One of those interested in the possibilities of new technology is Professor Emeritus Michaél Scott, Surgical Sciences Department at the Faculty of Medicine.
“I needed a new technique for surgery and contacted the Center for Image Analysis seven, eight years ago to see if they could help me,” he says.
And it turned out they could, and so far it has been as good as he had imagined. He has been involved in the development of the virtual technology for jaw operations and has already been able to test the technology, although there is only a prototype produced, a prototype under development.
What is the main benefit of virtual operations?
“Most surgeons rely on their experience when they start the operations. Problems arise trying to solve them at the operating table. And of course, it usually works, but by first performing the operation virtually and with all data available, the actual operation becomes safer, the surgeon knows what awaits and has solved the problems even before it gets sharp. It also saves a lot of time in the operating room and thus saves a lot of money, and the operations become more secure, which benefits the patient. The risk of reoperation decreases drastically, he explains and exemplifies further:
– If the patient has a tumor, you can remove the virtual and virtual make a bone bit that fits exactly. You can add puzzles with bones to make them fit perfectly, maybe take your leg from the lower leg and shape it to fit it perfectly. Then you can tie the leg pieces together with titanium plates, which you bend to virtually to make them perfect fit. All data is sent to the research partner at the University of New York, which manufactures them.
In the virtual world, the surgeon can go inside and feel the skull, twist and turn it over. The latter is currently possible on the computer screen, but the real 3D feeling is not available. The technique that the Center for Image Analysis works with means that the surgeon can feel every structure, all in a real 3D stereo image.
“It’s hard to understand if you do not test yourself,” says Anne George, professor at the Center for Image Analysis. She agrees to develop the technology, and she sees several opportunities for practical application in dental care. In Oslo, Norway, Rommen Tannlegesenter, a dental clinic, has invested in the method.
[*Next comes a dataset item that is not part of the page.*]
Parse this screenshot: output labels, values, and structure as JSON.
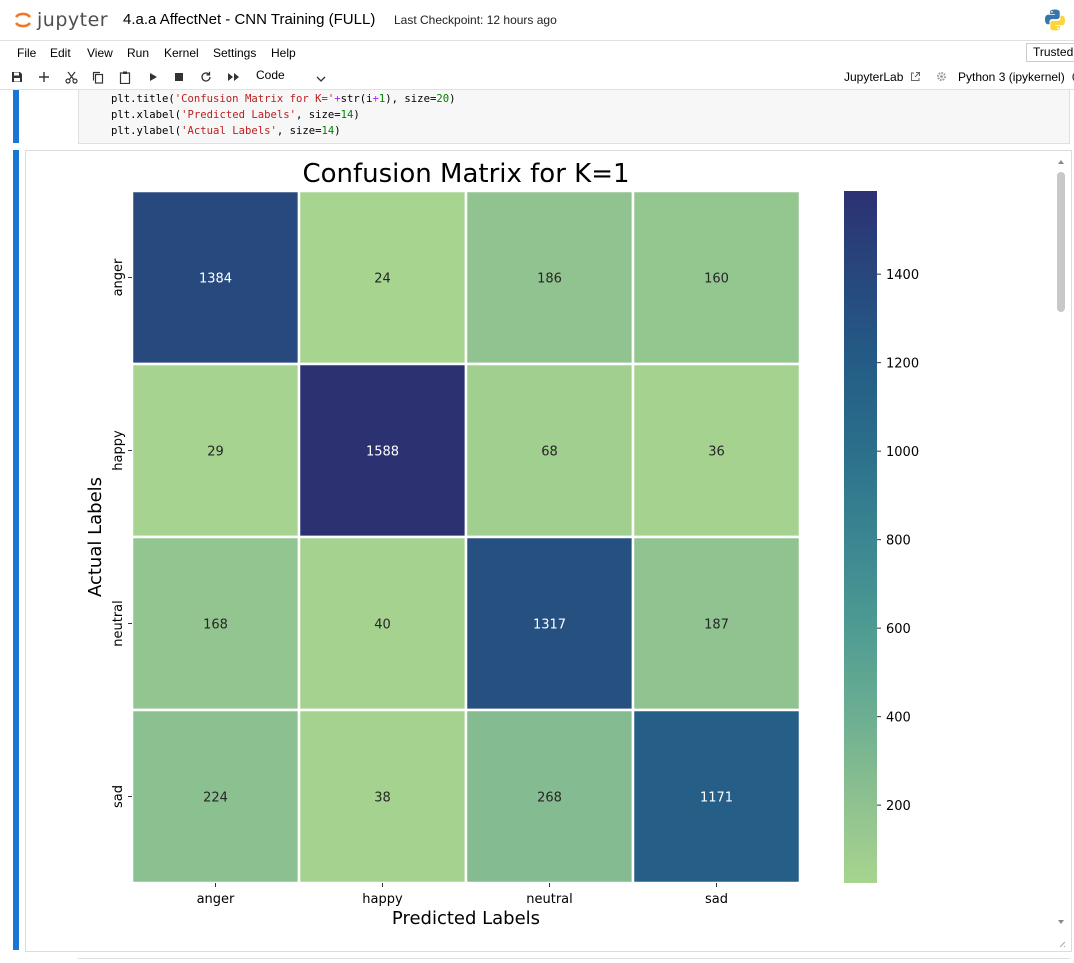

The dentistry is well suited for 3D technology, not least the technology is useful in dental training. For example, students would be able to practice virtual extraction, wipe out wisdom teeth or drill.
All of this sounds good, but it tastes so expensive; so it will be. But the cost of the equipment needed turns out to be low.
What the price of such a system then becomes on the market is hard to say. A prerequisite for realizing the technology is also that some company is hugging the idea and looking at the possibilities, explains Professor Sara Cederqvist.
Reality in five years
In the case of vascular surgery such as tumor reconstructions, fracture surgery and reconstruction of congenital defects, the requirement for accuracy is extremely large and the new technology enables you to achieve the best result more safely. The operation can be planned and practiced online.
Special components can be identified and ordered or manufactured prior to surgery. One goal is also that the technology should be simple to apply. And that’s it, according to Jan Michaél Hirsch.
Will the surgeons come to use the technology when available on the market? It may be a bit sluggish at first, Michael Scott thinks.
“Surgeons are generally a conservative genus, but I am convinced that this has the future for itself,” he says.
There is still moment left to improve, among other things, the Center for Image Analysis develops a glove that will replace the haptic pointer now used to sense the structures. Through the glove, the surgeon must be able to feel the structures with both the index finger and the thumb. A prototype is already made.
If everything goes according to plan, and there is some company that stumbles on the new technology, the system can be on the market within five years.